Locally Based Charity’s Event Helps Thousands of Women in Need

Locally Based Charity’s Event Helps Thousands of Women in Need

Max Schwartzman

In their annual Giving Thanks event, locally based charity Dignity Grows provided over 3,000 local women health and hygiene products this past Sunday. 

Dignity Grows, founded in 2019 by Jessica Zachs, helps to provide hygiene products to women who are impacted by a type of hygiene poverty called period poverty. 

“Period poverty and menstrual inequity were never on my radar until I watched a wonderful documentary, Period. End of Sentence.” Jessica Zachs, CEO of Dignity Grows wrote in an email, “After watching I headed straight to the computer to see if this was a problem in the US. I was disgusted to quickly learn that pre-COVID, 20% of American women experienced period poverty; that translates into missed school, missed work and wages and the interruption of one’s daily life schedule. Something in me was drawn to help lessen the impact for individuals who would be greatly helped by having access to products most of us take for granted.”

Period poverty is the inability to afford menstrual or feminine hygiene products when needed. Almost 20% of American women suffered from this pre-Covid, meaning the number of individuals has likely increased well above that pre-Covid figure. 

In a study by the U.S. government’s Welfareinfo, 30.5% of Hartford residents live in poverty, impacting roughly 1 in 3.3 residents.

Less than ten miles from the Prowl’s headquarters, a large number of individuals suffer from poverty, which can translate into period poverty for many of the impoverished women. Nothing more than a river separates the town of South Windsor from Hartford, yet the difference is utterly shocking. An idea that would barely cross the mind of an average South Windsor resident is one that impacts a large portion of Hartford residents.

In the past two and a half years, “Dignity Grows has distributed almost 20,000 Dignity Grows Totes in the Greater Hartford area,” wrote Zachs in an interview with the Prowl, “Even though the totes are given to an individual, they actually help other members in the home so the impact reach is greater than we know!”

Dignity Grows sends packages of hygiene products to individuals in need inside zippered tote bags. Enclosed in each tote bag is: Soap, Shampoo, Deodorant, Toothbrush, Toothpaste, Hand Wipes, and two types of Menstrual Hygiene Necessities. Each tote bag only costs $10.00 to create, according to Zachs, and is distributed throughout the Hartford area by other non-profit organization partners. 
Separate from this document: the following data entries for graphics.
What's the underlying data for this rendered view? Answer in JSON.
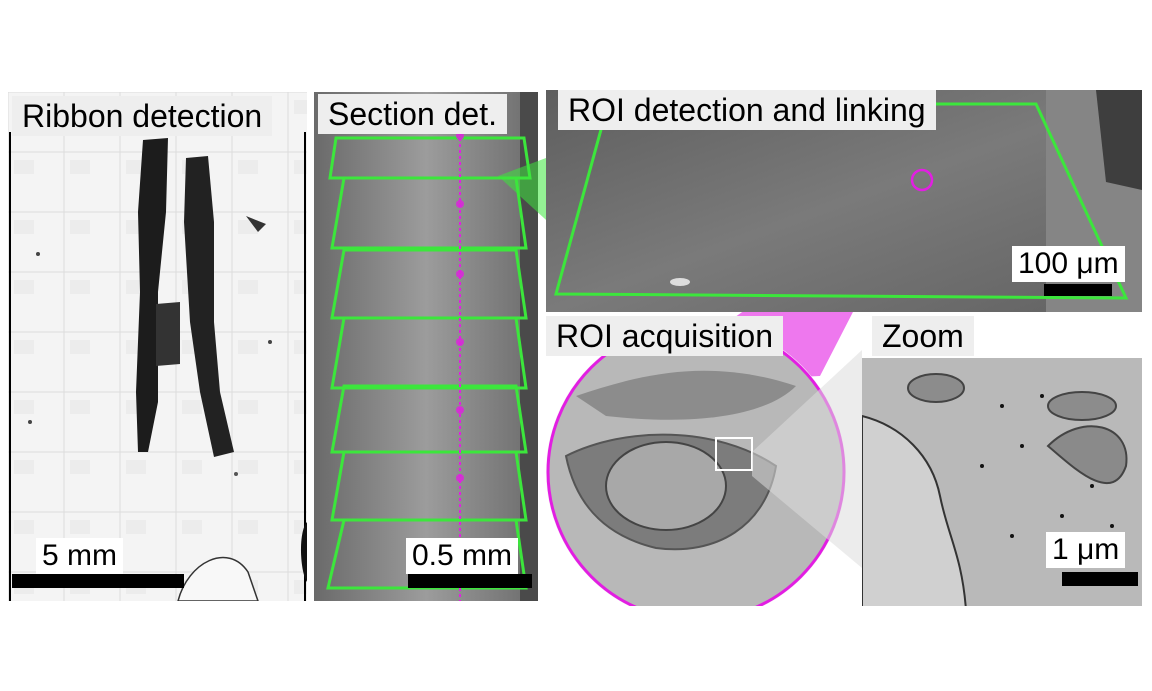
{
  "panels": {
    "ribbon": {
      "title": "Ribbon detection",
      "scale": "5 mm"
    },
    "section": {
      "title": "Section det.",
      "scale": "0.5 mm"
    },
    "roi": {
      "title": "ROI detection and linking",
      "scale": "100 μm"
    },
    "acquisition": {
      "title": "ROI acquisition"
    },
    "zoom": {
      "title": "Zoom",
      "scale": "1 μm"
    }
  },
  "colors": {
    "detection_outline": "#3ce63c",
    "link_magenta": "#e21ee2"
  }
}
The Dignity Grows Giving Thanks event on November 28th saw more than 145 volunteers of all ages. Additionally, on the following Tuesday, students at the Solomon Schechter Day School, where the Giving Thanks event took place, packed another 500 tote bags. By the 4th of December, more than 2,800 of the tote bags have been given to individuals in need. Volunteers at the event ranged in age from young children to senior citizens, and both men and women came to make a difference. Multiple South Windsor residents were among the volunteers at the Giving Thanks event and at past Dignity Grows events. 

 

“The response to Dignity Grows has been incredible and in all honesty, heartwarming,” wrote Zachs, when asked about the response to Dignity Grows, “We have engaged hundreds of volunteers and most of them return for a second, third and even fourth pack. In October 2020 we launched as a national organization and now there are about 40 national chapters with more ready to launch their first pack! Most incredible to us is the response of teen activists and advocates who have taken on the mission to help alleviate the issue.”

Expanding out of Hartford County Connecticut, Dignity Grows also has chapters in cities such as: Portland Oregon, Philadelphia Pennsylvania, Louisville Kentucky, Phoenix Arizona, Denver Colorado, Austin Texas, Long Beach California, Wilmington Delaware, Baltimore Maryland, and many more throughout the country according to the Dignity Grows Website. The issue of period poverty is a national concern, the need for chapters across the country is a necessity. 

Beginning in West Hartford, Connecticut, “Local impact has been amazing, from the volunteer side, the educational side, the simple way to provide help,” Zachs wrote, “We have started a conversation in Connecticut and that conversation is spreading.”